Sustainable development can reduce vulnerability to climate change by encouraging adaptation, enhancing adaptive capacity and increasing resilience (very high confidence) [20.3.3]. On the other hand, it is very likely that climate change can slow the pace of progress toward sustainable development either directly through increased exposure to adverse impact or indirectly through erosion of the capacity to adapt. This point is clearly demonstrated in the sections of the sectoral and regional chapters of this Report that discuss implications for sustainable development [see Section 7 in Chapters 3 to 8, 20.3, 20.7]. At present, few plans for promoting sustainability have explicitly included either adapting to climate-change impacts, or promoting adaptive capacity [20.3].
Sustainable development can reduce vulnerability to climate change.
Efforts to cope with the impacts of climate change and attempts to promote sustainable development share common goals and determinants including: access to resources (including information and technology), equity in the distribution of resources, stocks of human and social capital, access to risk-sharing mechanisms and abilities of decision-support mechanisms to cope with uncertainty. Nonetheless, some development activities exacerbate climate-related vulnerabilities (very high confidence).
It is very likely that significant synergies can be exploited in bringing climate change to the development community, and critical development issues to the climate-change community [20.3.3, 20.8.2 and 20.8.3]. Effective communication in assessment, appraisal and action are likely to be important tools both in participatory assessment and governance as well as in identifying productive areas for shared learning initiatives [20.3.3, 20.8.2, 20.8.3]. Despite these synergies, few discussions about promoting sustainability have thus far explicitly included adapting to climate impacts, reducing hazard risks and/or promoting adaptive capacity [20.4, 20.5, 20.8.3].
Discussions about promoting development and improving environmental quality have seldom explicitly included adapting to climate impacts and/or promoting adaptive capacity [20.8.3]. Most of the scholars and practitioners of development who recognise that climate change is a significant issue at local, national, regional and/or global levels focus their attention almost exclusively on mitigation [20.4, 20.8.3].
Synergies between adaptation and mitigation measures will be effective through the middle of this century, but even a combination of aggressive mitigation and significant investment in adaptive capacity could be overwhelmed by the end of the century along a likely development scenario.
Tables TS.3 and TS.4 track major worldwide impacts for major sectors against temperature increases measured from the 1980 to 1999 period. With very high confidence, no temperature threshold associated with any subjective judgment of what might constitute “dangerous” climate change can be guaranteed to be avoided by anything but the most stringent of mitigation interventions.

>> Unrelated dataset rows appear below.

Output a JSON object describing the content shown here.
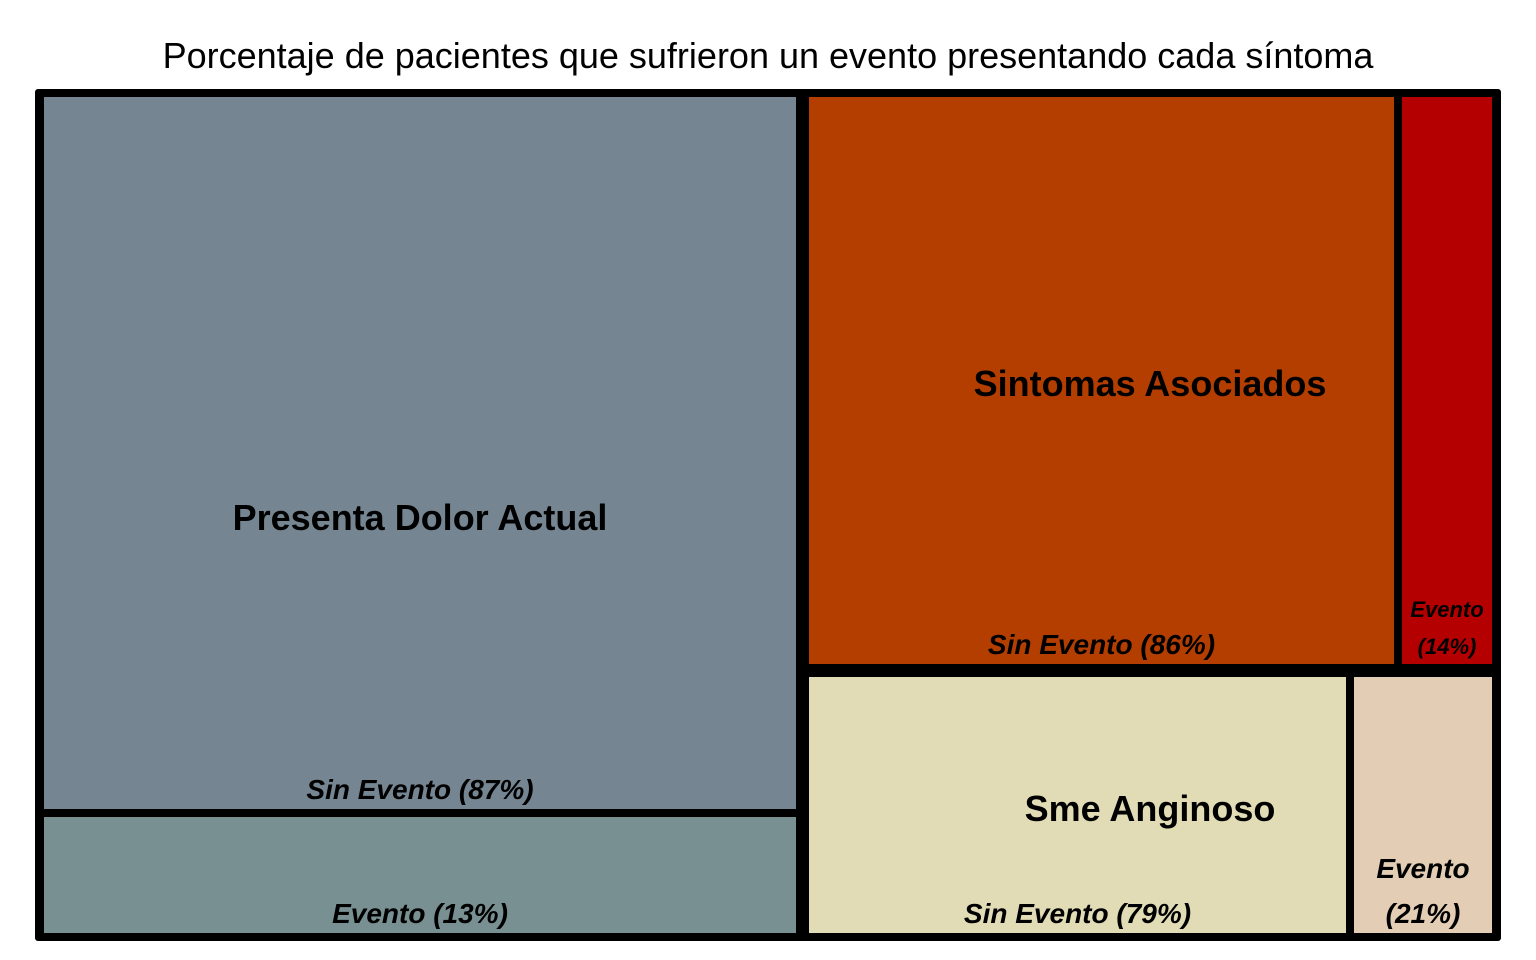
{
  "chart_data": {
    "type": "treemap",
    "title": "Porcentaje de pacientes que sufrieron un evento presentando cada síntoma",
    "groups": [
      {
        "name": "Presenta Dolor Actual",
        "leaves": [
          {
            "label": "Sin Evento (87%)",
            "value": 87,
            "color": "#758692"
          },
          {
            "label": "Evento (13%)",
            "value": 13,
            "color": "#789092"
          }
        ]
      },
      {
        "name": "Sintomas Asociados",
        "leaves": [
          {
            "label": "Sin Evento (86%)",
            "value": 86,
            "color": "#b43e00"
          },
          {
            "label_lines": [
              "Evento",
              "(14%)"
            ],
            "value": 14,
            "color": "#b40000"
          }
        ]
      },
      {
        "name": "Sme Anginoso",
        "leaves": [
          {
            "label": "Sin Evento (79%)",
            "value": 79,
            "color": "#e1dcb5"
          },
          {
            "label_lines": [
              "Evento",
              "(21%)"
            ],
            "value": 21,
            "color": "#e3ceb5"
          }
        ]
      }
    ],
    "border_color": "#000000"
  }
}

As illustrated in Figure TS.19, it is likely that global mitigation efforts designed to cap effective greenhouse gas concentrations at, for example, 550 ppm would benefit developing countries significantly through the middle of this century, regardless of whether the climate sensitivity turns out to be high or low, and especially when combined with enhanced adaptation. Developed countries would also likely see significant benefits from an adaptation-mitigation intervention portfolio, especially for high climate sensitivities and in sectors and regions that are already showing signs of being vulnerable. By 2100, climate change will likely produce significant vulnerabilities across the globe even if aggressive mitigation were implemented in combination with significantly enhanced adaptive capacity [20.7.3].